Eugie Foster’s “The Tiger Fortune Princess” is a fairy tale set in Ancient China. It concerns the Empress, Meiying, who is as beautiful as a lily—but when she’s pregnant, is given an augury about the daughter she’s to bear that is fairly grim.  Never mind, the wise Empress knows just what to do.  And we know she’ll do it, for all the symbols and signs are there, but Foster writes with a graceful, easy touch, with just the right images, making the story into a tapestry.  We’ve already seen the whole from the beginning, but that in no way takes away from the pleasure of going over it bit by bit in order to savor the details.

Ilsa J. Bick’s “A Taste of Ashes” covers ground that seems to be irresistible to many alternate history writers: the time travel attempt at the assassination of Hitler.  Not that we know it at the beginning, for Hitler is never named.  But the reader reasonably familiar with history recognizes him immediately in the drab-but-creepy private blinded by mustard gas in one of the WW I battles, 1918.  The narrator, a doctor who treats the wounded soldiers of that war, is almost attacked by a mystery person of unusual beauty and smoothness of skin, who is desperate to kill him before he can do something that will unleash evil onto the world.  There’s a sustained pacing that smacks of H.G. Wells and other early twentieth century writers (just the right touch for 1918), a sense of impending doom, and a great deal of evil glowing in eyes, which may or may not be symbolic.  Bick’s taken on a tough subject to make fresh, but the story is entertaining in the same way that reading very early science fiction can be, despite its now-familiar elements.

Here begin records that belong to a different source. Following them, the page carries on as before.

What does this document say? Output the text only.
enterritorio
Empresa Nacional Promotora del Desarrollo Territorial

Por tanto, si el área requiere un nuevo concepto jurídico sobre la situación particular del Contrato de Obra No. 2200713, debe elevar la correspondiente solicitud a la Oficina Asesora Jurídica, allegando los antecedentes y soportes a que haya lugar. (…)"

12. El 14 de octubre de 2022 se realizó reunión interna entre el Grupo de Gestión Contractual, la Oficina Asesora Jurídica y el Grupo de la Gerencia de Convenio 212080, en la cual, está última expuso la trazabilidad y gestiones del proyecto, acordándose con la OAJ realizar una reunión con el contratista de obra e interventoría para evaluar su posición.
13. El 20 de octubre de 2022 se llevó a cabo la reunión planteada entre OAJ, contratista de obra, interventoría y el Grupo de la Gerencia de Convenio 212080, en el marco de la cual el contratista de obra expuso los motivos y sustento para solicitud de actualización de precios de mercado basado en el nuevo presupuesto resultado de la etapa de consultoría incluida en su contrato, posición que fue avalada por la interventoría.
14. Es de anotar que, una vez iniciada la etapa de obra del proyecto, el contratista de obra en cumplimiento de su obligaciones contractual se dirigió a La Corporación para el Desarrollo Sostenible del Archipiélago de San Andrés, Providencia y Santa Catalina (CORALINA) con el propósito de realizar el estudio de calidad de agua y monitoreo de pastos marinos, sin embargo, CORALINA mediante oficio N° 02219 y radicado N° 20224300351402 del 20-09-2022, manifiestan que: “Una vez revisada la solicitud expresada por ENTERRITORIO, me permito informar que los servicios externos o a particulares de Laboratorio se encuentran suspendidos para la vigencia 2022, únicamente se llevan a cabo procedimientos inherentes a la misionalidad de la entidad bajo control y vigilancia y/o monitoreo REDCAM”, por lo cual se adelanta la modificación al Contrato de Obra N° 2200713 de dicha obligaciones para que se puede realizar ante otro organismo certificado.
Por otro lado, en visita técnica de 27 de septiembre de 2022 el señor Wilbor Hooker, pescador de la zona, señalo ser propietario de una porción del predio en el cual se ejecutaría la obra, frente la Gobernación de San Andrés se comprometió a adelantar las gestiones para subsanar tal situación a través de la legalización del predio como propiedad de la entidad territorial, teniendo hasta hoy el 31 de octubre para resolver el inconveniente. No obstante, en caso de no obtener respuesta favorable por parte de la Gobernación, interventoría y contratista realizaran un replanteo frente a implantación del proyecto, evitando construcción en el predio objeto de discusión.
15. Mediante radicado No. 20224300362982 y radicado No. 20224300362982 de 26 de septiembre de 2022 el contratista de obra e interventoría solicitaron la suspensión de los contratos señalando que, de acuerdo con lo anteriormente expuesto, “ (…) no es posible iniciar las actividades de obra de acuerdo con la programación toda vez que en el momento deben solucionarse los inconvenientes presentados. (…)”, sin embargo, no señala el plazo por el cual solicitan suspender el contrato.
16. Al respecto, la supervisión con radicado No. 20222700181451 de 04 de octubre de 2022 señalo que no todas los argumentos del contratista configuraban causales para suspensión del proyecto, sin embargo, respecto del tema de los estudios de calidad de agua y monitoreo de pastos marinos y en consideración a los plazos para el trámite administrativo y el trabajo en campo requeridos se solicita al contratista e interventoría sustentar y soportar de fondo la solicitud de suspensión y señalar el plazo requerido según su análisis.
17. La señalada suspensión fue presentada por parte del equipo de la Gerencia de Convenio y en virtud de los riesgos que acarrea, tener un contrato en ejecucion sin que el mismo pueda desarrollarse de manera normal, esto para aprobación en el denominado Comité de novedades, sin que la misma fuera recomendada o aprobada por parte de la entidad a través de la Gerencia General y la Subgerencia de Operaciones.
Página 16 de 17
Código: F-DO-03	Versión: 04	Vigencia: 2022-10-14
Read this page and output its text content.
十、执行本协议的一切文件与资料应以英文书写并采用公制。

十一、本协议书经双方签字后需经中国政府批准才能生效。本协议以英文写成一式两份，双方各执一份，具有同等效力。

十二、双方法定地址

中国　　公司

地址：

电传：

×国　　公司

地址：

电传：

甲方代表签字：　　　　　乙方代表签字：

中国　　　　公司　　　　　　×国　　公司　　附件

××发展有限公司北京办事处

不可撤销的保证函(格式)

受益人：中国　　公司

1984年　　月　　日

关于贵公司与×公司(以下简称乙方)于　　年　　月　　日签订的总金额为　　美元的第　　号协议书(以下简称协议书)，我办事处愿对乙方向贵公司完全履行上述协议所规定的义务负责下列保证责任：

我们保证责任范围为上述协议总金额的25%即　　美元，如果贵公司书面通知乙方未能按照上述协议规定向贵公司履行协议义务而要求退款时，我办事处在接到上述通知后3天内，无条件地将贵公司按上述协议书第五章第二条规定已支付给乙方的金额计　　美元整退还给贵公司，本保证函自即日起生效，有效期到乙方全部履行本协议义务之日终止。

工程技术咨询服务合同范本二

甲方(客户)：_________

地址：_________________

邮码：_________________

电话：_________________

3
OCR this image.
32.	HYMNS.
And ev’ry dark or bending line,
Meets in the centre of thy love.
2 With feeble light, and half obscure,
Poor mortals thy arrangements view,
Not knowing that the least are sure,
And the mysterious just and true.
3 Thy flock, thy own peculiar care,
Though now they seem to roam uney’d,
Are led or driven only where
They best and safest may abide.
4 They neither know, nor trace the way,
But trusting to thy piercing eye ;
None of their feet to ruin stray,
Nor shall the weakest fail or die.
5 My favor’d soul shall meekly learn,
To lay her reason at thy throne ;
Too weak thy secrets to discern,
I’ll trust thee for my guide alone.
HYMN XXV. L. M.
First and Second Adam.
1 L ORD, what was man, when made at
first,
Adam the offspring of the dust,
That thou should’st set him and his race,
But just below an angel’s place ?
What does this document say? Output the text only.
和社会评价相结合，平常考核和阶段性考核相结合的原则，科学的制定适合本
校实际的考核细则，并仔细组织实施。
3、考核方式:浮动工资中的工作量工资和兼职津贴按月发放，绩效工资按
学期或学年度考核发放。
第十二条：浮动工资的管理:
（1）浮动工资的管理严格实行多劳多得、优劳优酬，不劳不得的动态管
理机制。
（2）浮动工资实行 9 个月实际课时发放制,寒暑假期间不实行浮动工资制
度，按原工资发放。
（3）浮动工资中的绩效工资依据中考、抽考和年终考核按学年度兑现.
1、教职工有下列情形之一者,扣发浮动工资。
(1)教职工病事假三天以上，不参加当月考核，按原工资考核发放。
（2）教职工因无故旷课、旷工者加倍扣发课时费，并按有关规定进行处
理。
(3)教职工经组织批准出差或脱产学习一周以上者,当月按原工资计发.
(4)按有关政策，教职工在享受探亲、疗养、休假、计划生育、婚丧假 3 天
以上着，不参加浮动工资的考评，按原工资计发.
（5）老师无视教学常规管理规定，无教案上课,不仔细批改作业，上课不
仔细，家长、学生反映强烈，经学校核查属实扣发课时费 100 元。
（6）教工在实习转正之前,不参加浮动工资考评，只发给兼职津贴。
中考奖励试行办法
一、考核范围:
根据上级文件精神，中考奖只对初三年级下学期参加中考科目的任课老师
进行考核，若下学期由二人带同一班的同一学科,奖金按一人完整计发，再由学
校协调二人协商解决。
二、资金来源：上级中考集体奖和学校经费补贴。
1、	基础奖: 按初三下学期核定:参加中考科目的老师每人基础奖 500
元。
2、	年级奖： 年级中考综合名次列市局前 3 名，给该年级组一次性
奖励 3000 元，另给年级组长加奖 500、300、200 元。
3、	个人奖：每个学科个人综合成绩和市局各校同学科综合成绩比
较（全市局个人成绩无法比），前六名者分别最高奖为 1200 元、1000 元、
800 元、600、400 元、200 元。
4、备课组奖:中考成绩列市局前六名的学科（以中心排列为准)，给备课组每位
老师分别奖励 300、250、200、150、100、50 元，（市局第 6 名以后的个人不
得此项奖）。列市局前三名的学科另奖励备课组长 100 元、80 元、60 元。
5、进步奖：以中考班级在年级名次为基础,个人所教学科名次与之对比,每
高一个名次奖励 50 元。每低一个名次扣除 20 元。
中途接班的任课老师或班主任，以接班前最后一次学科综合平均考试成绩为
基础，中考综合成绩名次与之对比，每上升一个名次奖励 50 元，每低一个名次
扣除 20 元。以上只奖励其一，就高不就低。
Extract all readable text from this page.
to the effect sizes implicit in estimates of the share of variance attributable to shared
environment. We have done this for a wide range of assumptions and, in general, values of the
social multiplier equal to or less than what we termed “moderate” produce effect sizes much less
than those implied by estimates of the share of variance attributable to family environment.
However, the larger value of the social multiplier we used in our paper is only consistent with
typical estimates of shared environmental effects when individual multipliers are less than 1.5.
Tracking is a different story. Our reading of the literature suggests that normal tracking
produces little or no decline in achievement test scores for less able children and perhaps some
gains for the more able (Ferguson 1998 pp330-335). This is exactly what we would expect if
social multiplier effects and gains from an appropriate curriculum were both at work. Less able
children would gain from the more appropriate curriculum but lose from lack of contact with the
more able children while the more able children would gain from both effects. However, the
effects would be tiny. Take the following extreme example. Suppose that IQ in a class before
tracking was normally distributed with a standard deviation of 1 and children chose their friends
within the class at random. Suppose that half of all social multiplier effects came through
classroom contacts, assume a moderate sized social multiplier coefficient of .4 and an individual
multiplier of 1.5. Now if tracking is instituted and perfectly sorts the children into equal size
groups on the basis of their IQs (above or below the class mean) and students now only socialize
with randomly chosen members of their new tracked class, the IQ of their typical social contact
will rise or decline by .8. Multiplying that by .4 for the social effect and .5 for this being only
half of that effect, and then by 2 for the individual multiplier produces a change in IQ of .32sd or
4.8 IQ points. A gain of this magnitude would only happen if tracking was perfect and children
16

We assume at the beginning of Darron T. Moore’s “A Hand in the Stream” that a military exercise is in progress as Colonel Margorie O’Neill leads her SpecOps Team on mission Outback.  Interspersed between painful recent memories on Magorie’s part and the proceedings of the team is what I thought the niftiest part of the story—the “Twinkie Theory” of time travel.  We discover the mission is heading back to Alexandria to save the library, but they only have a very short time to act before the mob and the fires.  A very short time—and do they have enough storage bags to rescue all the scrolls?  Time, threat, and emotional motivation propel them to the end.

Paul Finch’s “The Gods of Green and Gray” is the longest piece in the issue.  The prose and the research are very fine, fashioning a strong backbone to a horrific tale.  The story is seen through the eyes of a couple of Romans who are ordered to proceed on the "taming of Britain" seventy-two years after the bloody excesses of Boudicca’s revolt.  Ursus is an old civilian engineer who doesn’t believe in much, but has heard that those howling druids of Boudicca’s time did what they did in order to address the balance of forces, seen and unseen, in the world.  Livius is a young officer, risen by merit through the ranks as his family has no influence.  He volunteered for this mission figuring it would give him a taste of combat at last, and, if successful, bring his name before the powers that be.  Well, combat he gets.  Not just the local savagery (and there’s plenty of it, unstintingly described) but an ogre.  Meantime, there is the scowling presence of Jusci, the guide, who is a member of that mysterious tribe conquered nearly a century ago. Is he going to betray them? The characterizations begin with subtlety and sympathy, which makes the escalating horrors that much more tense.  We want them to survive, at least in the beginning.  Are the reminders of the past a threat or a warning, Ursus wonders; he seems to gain in sympathy as Livius flattens into caricature.  Even so, the velocity Finch built up carries tension and terror to the very last graph.